In the last two weeks, scouts with decades of experience in player evaluation have been sent packing by their respective teams. How is this so, you might ask? Don’t you want seasoned people helping you pick the players for your team?
I admit it’s hard to understand. Let me try to make sense of it.
- There was a time when old coaches in the fourth quarter of their respective careers became NFL scouts for a number of reasons: they primarily scouted regions where they’d worked; NFL teams had healthy pension programs; and it gave them a chance to get away from the weekly grind of trying to win on Saturday. In many cases, these scouts weren’t career-minded. They were looking to wind down their careers but weren’t on a GM path. A big percentage of younger people who came into the industry had connections to owners and others in the business; there has always been a lot of nepotism in the NFL. However, there was not a substantial number of young up-and-comers because teams were mostly hiring scouts based on their experience.

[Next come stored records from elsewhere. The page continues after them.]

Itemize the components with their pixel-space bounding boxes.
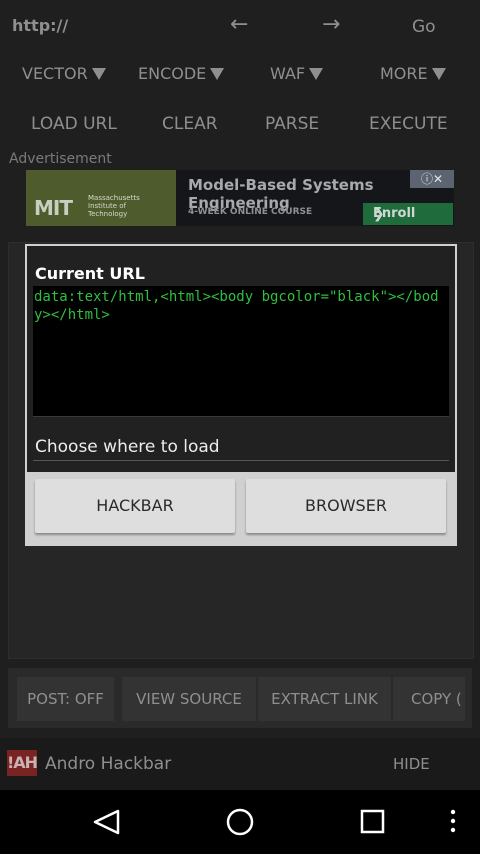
menu-encode[interactable]: ENCODE — [138, 64, 225, 86]
mit-logo: MIT — [34, 196, 73, 220]
chevron-right-icon: ❯ — [373, 206, 385, 222]
url-code-box[interactable]: data:text/html,<html><body bgcolor="blac… — [33, 286, 449, 417]
ad-banner[interactable]: MIT Massachusetts Institute of Technolog… — [26, 170, 454, 226]
ad-subtitle: 4-WEEK ONLINE COURSE — [188, 207, 313, 217]
execute-button[interactable]: EXECUTE — [369, 114, 448, 134]
ad-choices-close-icon[interactable]: ⓘ✕ — [410, 170, 454, 188]
load-dialog: Current URL data:text/html,<html><body b… — [25, 244, 457, 546]
menu-vector[interactable]: VECTOR — [22, 64, 106, 86]
forward-arrow-button[interactable]: → — [322, 12, 340, 37]
caret-down-icon — [210, 68, 225, 80]
browser-button[interactable]: BROWSER — [246, 479, 446, 533]
menu-label: MORE — [380, 64, 428, 83]
caret-down-icon — [431, 68, 446, 80]
overflow-menu-icon[interactable] — [447, 808, 459, 836]
hide-button[interactable]: HIDE — [393, 755, 430, 773]
app-name: Andro Hackbar — [45, 754, 172, 774]
divider — [33, 460, 449, 461]
parse-button[interactable]: PARSE — [265, 114, 319, 134]
load-url-button[interactable]: LOAD URL — [31, 114, 117, 134]
copy-button[interactable]: COPY ( — [393, 677, 465, 721]
app-logo-icon: !AH — [7, 750, 38, 776]
caret-down-icon — [91, 68, 106, 80]
menu-label: ENCODE — [138, 64, 207, 83]
dialog-title: Current URL — [35, 264, 145, 283]
menu-more[interactable]: MORE — [380, 64, 446, 86]
ad-image: MIT Massachusetts Institute of Technolog… — [26, 170, 176, 226]
url-code-text: data:text/html,<html><body bgcolor="blac… — [34, 289, 439, 323]
home-circle-icon[interactable] — [224, 806, 256, 838]
clear-button[interactable]: CLEAR — [162, 114, 218, 134]
url-bar: http:// ← → Go — [0, 0, 480, 56]
url-input[interactable]: http:// — [12, 16, 68, 35]
ad-enroll-button[interactable]: Enroll ❯ — [363, 203, 453, 225]
dialog-body: Current URL data:text/html,<html><body b… — [27, 246, 455, 472]
advertisement-label: Advertisement — [9, 151, 112, 167]
system-nav-bar — [0, 790, 480, 854]
view-source-button[interactable]: VIEW SOURCE — [122, 677, 256, 721]
dialog-prompt: Choose where to load — [35, 437, 220, 457]
go-button[interactable]: Go — [412, 17, 436, 37]
back-triangle-icon[interactable] — [90, 808, 122, 836]
extract-link-button[interactable]: EXTRACT LINK — [258, 677, 391, 721]
menu-waf[interactable]: WAF — [270, 64, 324, 86]
menu-label: WAF — [270, 64, 306, 83]
hackbar-button[interactable]: HACKBAR — [35, 479, 235, 533]
ad-institute-text: Massachusetts Institute of Technology — [88, 194, 140, 218]
recents-square-icon[interactable] — [359, 808, 387, 836]
menu-label: VECTOR — [22, 64, 88, 83]
caret-down-icon — [309, 68, 324, 80]
back-arrow-button[interactable]: ← — [230, 12, 248, 37]
post-toggle-button[interactable]: POST: OFF — [17, 677, 114, 721]
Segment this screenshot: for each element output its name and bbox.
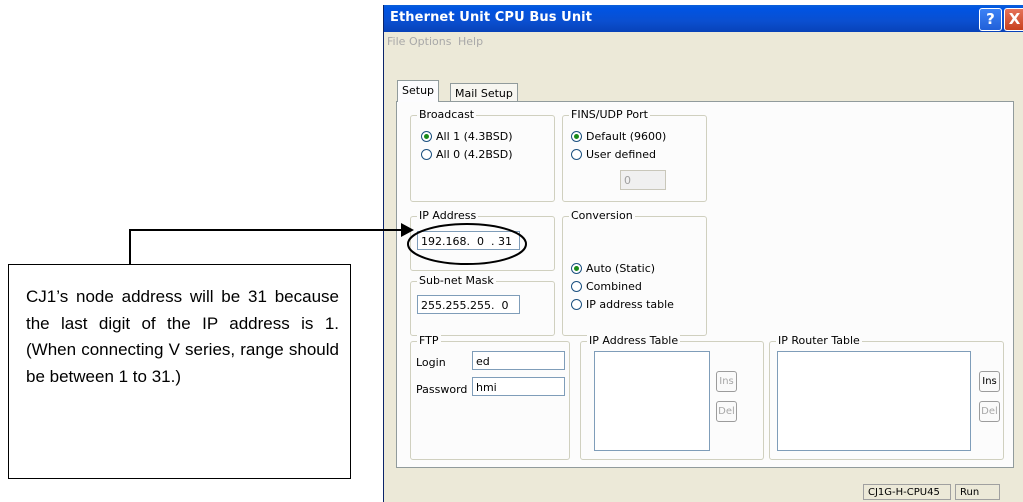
radio-selected-icon xyxy=(571,130,582,142)
ftp-password-label: Password xyxy=(416,383,468,396)
fins-user-defined-label: User defined xyxy=(586,148,656,161)
fins-default-radio[interactable]: Default (9600) xyxy=(571,130,666,144)
ip-router-table-ins-button[interactable]: Ins xyxy=(979,371,1000,392)
menu-options[interactable]: Options xyxy=(409,35,451,48)
menu-help[interactable]: Help xyxy=(458,35,483,48)
status-model: CJ1G-H-CPU45 xyxy=(863,484,951,500)
fins-default-label: Default (9600) xyxy=(586,130,667,143)
subnet-mask-input[interactable]: 255.255.255. 0 xyxy=(417,295,520,314)
broadcast-all0-label: All 0 (4.2BSD) xyxy=(436,148,513,161)
radio-unselected-icon xyxy=(571,280,582,292)
ip-address-table-ins-button[interactable]: Ins xyxy=(716,371,737,392)
ip-address-input[interactable]: 192.168. 0 . 31 xyxy=(417,231,520,250)
close-button[interactable]: X xyxy=(1004,8,1023,31)
ftp-login-label: Login xyxy=(416,356,446,369)
title-bar[interactable]: Ethernet Unit CPU Bus Unit ? X xyxy=(384,5,1023,32)
ip-address-table-legend: IP Address Table xyxy=(587,334,681,347)
conversion-auto-radio[interactable]: Auto (Static) xyxy=(571,262,655,276)
broadcast-all1-label: All 1 (4.3BSD) xyxy=(436,130,513,143)
ip-address-table-list[interactable] xyxy=(594,351,710,451)
radio-unselected-icon xyxy=(571,148,582,160)
conversion-legend: Conversion xyxy=(569,209,635,222)
broadcast-legend: Broadcast xyxy=(417,108,477,121)
ip-address-table-del-button[interactable]: Del xyxy=(716,401,737,422)
ip-address-legend: IP Address xyxy=(417,209,479,222)
ftp-legend: FTP xyxy=(417,334,441,347)
ethernet-unit-dialog: Ethernet Unit CPU Bus Unit ? X File Opti… xyxy=(383,5,1023,502)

- During this time, team ownership was dominated by the Maras, Rooneys, Wilsons and others who saw teams (at least partially) as part of a city’s profile and heritage rather than as an investment. Obviously, given the financial strength of the league and its teams, this attracted a new class of owners who were attracted to the game, but also were attracted to what teams would add to their respective portfolios. Think Dallas’ Jerry Jones when he first entered the league, or more recently, David Tepper in Carolina. As those new owners have gained power, they are less constrained by the traditions of the game. They have been willing to expand the size of scouting departments — in the last 30 years, most teams have gone from 5-10 scouts/advisors to an average of 20 — and, slowly, improve pay. At the same time, however, most are dumping pensions and other long-term investments in scouts. This has led to a tendency to make shorter-term commitments to scouts and evaluators.
- These new owners are also open to new ways of doing things, and have themselves often used technology and analytics-driven methods to accomplish business success. They are therefore prone to wanting to apply those ideas to football. Sometimes this translates, sometimes it doesn’t. However, it lends itself to the idea that intelligence can be gathered without the human element. This is exacerbated by the distinctly “human” aspect of scouting. Football evaluation has never been solely about what happens between the lines; injuries, personalities, the money involved in the game and other factors greatly impact a player’s NFL success. New-guard owners are also more prone to looking at their teams as a form of entertainment more so than a sport. A sport imparts values and a culture, whereas forms of entertainment are eminently disposable and agnostic.
- While all of this was happening, fantasy football was taking off across the sports landscape, giving rank-and-file fans a taste of team-building. Simultaneously, colleges were rolling out sport management programs to capitalize on this, promising undergrads a chance to live their dreams of working in pro sports. This led to a swell of candidates looking to break into the industry. Anyone on Twitter can sift through and find hundreds, if not thousands, of aspiring scouts and evaluators. Just check their bios.
Bottom line, you have a business model where success is hard to measure, with people at the top of the pyramid lacking experience in hiring, and thousands of young professionals — many of them very talented — aiming to get in. Simultaneously, owners and executives are under relentless pressure from the media and social media on how to do things. It makes for a difficult path to getting hired. Good luck.